福永祐一の基礎を築いた古参オーナーに「寵愛」受ける若手ホープが初物づくしの重賞V
20日、門別競馬場でエーデルワイス賞(G3)が開催された。勝ったのは小沢大仁騎手騎乗のマルカラピッド(牡2歳、栗東・今野貞一厩舎)。4コーナーをスムーズに捌くと、ラスト100mで武豊騎手のエコロアイを交わして2馬身半突き抜けた。
初物づくしの重賞V
同レースは5年連続で地元・ホッカイドウ競馬の所属馬が勝利していたが、今年は2016年のリエノテソーロ以来6年ぶりに中央馬が優勝。久々に中央勢の意地を見せたマルカラピッドの快走は関係者にとって嬉しい“初物”を複数もたらした。
2年目の小沢騎手はこれが同期一番乗りでの重賞制覇。マルカラピッドを管理する今野調教師も12年目で念願の重賞初勝利となった。さらに同馬の父マインドユアビスケッツは本年から初年度産駒が走っており、デビューから5ヶ月目にして早くも一つ目のタイトルを手にした形だ。
そして、「マルカ」の冠名でお馴染みの日下部猛オーナーも重賞初勝利となった。ただし、“初”といってもそれは個人名義での話。2015年以前に使用していた河長産業の名義では重賞を13勝しており、馬主歴は40年を超える古参オーナーだ。

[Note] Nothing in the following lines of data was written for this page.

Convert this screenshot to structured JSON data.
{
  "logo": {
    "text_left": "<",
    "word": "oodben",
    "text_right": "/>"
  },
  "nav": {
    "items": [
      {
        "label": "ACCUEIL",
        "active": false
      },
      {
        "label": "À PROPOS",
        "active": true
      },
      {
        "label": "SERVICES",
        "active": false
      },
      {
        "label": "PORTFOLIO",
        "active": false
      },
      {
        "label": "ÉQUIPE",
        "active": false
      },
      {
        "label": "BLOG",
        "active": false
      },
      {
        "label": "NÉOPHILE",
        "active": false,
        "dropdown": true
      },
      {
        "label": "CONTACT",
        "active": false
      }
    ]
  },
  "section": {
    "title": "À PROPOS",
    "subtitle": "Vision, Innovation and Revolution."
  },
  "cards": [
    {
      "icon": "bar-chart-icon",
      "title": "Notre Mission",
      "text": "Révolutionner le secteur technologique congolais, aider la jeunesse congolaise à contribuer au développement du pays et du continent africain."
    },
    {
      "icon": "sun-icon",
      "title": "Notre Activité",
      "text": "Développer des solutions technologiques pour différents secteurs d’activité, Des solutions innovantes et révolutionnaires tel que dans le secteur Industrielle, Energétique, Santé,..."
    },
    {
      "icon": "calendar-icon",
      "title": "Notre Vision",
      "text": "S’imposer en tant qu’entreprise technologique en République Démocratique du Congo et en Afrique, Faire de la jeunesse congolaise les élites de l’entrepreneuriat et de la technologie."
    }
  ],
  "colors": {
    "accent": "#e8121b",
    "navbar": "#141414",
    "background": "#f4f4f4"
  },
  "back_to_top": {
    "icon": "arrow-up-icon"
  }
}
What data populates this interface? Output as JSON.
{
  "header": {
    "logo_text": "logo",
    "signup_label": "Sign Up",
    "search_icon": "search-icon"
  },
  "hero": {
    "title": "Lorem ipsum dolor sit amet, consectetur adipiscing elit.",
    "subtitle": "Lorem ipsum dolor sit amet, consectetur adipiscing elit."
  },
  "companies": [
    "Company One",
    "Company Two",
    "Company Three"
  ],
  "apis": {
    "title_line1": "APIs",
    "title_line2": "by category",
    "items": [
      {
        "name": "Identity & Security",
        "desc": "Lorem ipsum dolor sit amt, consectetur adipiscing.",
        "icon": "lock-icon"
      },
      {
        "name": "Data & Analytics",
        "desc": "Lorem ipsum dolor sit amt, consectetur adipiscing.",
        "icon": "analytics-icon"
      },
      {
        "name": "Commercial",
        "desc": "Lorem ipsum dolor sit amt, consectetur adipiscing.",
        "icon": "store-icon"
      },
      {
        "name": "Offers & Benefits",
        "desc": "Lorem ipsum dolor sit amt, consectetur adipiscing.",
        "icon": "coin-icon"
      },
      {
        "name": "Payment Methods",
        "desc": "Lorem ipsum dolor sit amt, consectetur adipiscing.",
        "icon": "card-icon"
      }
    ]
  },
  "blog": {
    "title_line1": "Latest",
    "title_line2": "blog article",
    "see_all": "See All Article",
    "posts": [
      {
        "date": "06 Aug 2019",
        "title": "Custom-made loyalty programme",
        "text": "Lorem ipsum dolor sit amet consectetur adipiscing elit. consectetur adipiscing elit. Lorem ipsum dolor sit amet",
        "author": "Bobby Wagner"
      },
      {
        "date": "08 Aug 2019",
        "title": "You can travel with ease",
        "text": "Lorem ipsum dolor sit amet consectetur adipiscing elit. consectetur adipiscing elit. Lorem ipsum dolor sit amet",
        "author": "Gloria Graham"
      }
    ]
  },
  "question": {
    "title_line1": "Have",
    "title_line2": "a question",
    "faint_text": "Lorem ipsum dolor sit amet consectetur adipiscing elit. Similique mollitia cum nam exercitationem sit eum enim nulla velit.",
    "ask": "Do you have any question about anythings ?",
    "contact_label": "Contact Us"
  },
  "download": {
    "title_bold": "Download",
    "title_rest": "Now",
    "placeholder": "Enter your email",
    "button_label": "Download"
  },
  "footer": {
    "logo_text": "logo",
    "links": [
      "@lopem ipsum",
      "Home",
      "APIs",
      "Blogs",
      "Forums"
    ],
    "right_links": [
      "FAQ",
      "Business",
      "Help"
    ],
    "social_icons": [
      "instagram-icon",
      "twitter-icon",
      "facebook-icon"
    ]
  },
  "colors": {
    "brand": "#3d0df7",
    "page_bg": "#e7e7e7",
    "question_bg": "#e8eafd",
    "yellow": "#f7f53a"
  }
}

日下部オーナーの所有馬は近2年で6勝しているが、その鞍上は全て小沢騎手。同騎手がデビューして以降、平地では全出走数の内6割のレースで起用しており、目をかけてきたホープの恩返しに喜んでいることだろう。サンデーサイレンス産駒最後の大物として期待されたマルカシェンクなどで名を馳せた日下部オーナーだが、過去には同じように若手騎手を重用していたようだ。
「日下部オーナーの旧名義である河長産業は中央で240勝していますが、その内63勝は福永祐一騎手が挙げています。騎手別勝利数2番手は加用正騎手(現調教師)の25勝ですから、福永騎手の数字は圧倒的。ちなみに、福永騎手の馬主別勝利数でもこの63勝はサンデーレーシング、キャロットファーム、社台レースホースに次いで個人馬主トップの第4位です。
そして、日下部氏は福永騎手がルーキーの頃から多くの騎乗馬を任せており、彼がトップジョッキーに羽ばたく礎を築いたオーナーの一人と言っても過言ではないでしょう。前述のマルカシェンクではダービー4着に善戦するなど、印象深い名コンビでした」(競馬誌ライター)
ダービー3勝など今や日本を代表する騎手になった福永騎手も受けていた“寵愛”は、同期の中で最多の通算55勝を上げ将来を有望視される小沢騎手にとっても心強いだろう。
初重賞勝利を受けて小沢騎手は「沢山チャンスをいただいている日下部オーナーの馬で勝てたのも良かったです。いい競馬ができるように僕とラピッド、一緒に頑張っていきたいです」と感謝と今後に向けた抱負を語った。
9日にはマルカシャルマン(牡2歳、栗東・浜田多実雄厩舎)で芝の新馬戦を制するなど、マルカラピッド以外にも楽しみな馬が現れた。ベテランオーナーが支える伸び盛りなホープの成長をこれからも見守っていきたい。